Field Vehicle Amenities
Following on Short Geologist’s list of things you do and don’t need at a field hotel, and fresh from the field (where by “field” I mean “three days of driving around the mountains looking for stuff”, and by “fresh” I mean I’m still at the airport), I thought I’d do a list of amenities that I want in a field vehicle.
I was on a fairly simple reconnaissance mission, which involved driving around with a map and a clipboard and taking notes. Obviously, jobs requiring more equipment (and less driving/working while your foot’s on the brake) have slightly different requirements, mostly involving cargo space.
- Multiple cup holders. Constantly scrounging for the whatsit you put on the passenger seat next to the map, that has since rolled onto the floor or gotten wedged in the cushions, is tiresome. Actually, what I want is a cup holder (or two, if I am in the field with a coworker), plus a pencil holder, a GPS holder, and a wallet-change-keys-iPod holder… but we could start with just putting the parking brake lever on the left-hand side somewhere, instead of the right, and using that console space for storage. Chevy Aveo, I’m looking at you here.
- Emergency kit. I don’t think I’ve ever encountered a rental car that came obviously stocked with basic first aid supplies, or been offered a kit in the list of pay-per-day add-ons, but it would be nice. It’s a pain to pack your own, but when you’re driving around on random back-country logging roads all day, it’s a good thing to have with you.

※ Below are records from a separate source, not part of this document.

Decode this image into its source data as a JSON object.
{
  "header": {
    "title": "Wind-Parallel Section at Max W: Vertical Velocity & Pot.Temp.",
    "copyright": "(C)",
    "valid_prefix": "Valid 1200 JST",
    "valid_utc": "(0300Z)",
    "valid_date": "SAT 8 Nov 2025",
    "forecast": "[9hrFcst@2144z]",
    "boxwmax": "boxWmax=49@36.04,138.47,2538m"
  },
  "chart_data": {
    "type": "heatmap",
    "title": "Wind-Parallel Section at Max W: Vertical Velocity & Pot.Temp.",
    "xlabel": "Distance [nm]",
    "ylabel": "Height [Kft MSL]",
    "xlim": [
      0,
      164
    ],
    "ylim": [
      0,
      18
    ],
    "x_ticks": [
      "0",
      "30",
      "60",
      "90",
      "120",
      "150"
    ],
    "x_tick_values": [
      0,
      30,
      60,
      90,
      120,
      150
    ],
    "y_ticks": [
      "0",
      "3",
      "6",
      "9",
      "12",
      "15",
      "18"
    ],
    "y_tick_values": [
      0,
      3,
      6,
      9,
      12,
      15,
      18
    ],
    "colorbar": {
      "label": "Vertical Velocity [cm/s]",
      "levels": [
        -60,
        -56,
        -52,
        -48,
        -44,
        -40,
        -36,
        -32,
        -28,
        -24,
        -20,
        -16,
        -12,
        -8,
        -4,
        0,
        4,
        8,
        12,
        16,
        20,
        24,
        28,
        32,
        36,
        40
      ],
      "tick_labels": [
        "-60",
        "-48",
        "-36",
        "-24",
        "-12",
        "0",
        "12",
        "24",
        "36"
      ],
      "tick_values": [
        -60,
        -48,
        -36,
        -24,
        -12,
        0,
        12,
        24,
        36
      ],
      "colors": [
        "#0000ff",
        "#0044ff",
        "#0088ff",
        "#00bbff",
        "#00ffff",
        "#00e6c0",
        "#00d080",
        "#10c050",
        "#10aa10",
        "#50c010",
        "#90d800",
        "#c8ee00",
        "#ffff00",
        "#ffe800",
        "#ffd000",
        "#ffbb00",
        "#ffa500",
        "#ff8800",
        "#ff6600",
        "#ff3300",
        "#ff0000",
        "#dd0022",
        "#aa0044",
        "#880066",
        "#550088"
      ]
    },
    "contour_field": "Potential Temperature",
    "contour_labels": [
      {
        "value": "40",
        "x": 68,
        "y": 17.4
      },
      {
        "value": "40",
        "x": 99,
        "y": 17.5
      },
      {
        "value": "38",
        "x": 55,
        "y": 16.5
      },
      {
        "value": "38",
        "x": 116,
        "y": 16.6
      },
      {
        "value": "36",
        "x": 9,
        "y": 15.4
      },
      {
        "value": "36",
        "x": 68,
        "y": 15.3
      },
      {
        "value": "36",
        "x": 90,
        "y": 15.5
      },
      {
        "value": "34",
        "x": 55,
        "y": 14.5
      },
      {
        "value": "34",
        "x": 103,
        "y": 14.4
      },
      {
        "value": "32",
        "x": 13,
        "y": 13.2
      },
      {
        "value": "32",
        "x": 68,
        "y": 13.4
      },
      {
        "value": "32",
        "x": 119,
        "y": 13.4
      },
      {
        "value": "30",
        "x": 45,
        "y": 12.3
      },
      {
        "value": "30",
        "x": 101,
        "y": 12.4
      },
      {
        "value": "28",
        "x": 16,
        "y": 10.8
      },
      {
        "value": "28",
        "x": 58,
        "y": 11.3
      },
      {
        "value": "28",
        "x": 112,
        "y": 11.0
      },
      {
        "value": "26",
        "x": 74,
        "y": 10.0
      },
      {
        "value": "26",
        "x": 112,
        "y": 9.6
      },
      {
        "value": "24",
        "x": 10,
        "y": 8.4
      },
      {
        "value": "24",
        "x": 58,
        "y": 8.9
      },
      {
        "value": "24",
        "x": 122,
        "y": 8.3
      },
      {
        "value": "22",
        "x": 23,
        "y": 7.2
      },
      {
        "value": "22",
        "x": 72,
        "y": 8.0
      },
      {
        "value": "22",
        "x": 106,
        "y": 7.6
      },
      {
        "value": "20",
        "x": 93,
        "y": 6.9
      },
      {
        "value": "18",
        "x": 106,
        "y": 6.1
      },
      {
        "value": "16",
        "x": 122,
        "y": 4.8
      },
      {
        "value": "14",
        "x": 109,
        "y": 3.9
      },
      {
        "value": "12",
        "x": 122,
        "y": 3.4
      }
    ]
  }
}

- Aux input on the stereo. Much easier than fiddling with a little “personal radio station” adapter thingie, or trying to find decent music on the radio.
- Although I’m sure the folks at Enterprise would be horrified if they saw some of the roads I covered with their precious little econoblob, four-wheel drive is still worth thinking about for, say, back-country logging roads. It’s unfortunate that the “wee little Jeep” class isn’t more well-represented on the rental market, because for any job I’ve been on short of a multimodal geophysical survey or 30-person field trip, a “standard” 4WD pickup or SUV is total gas-guzzling overkill (I’ve complained about this before).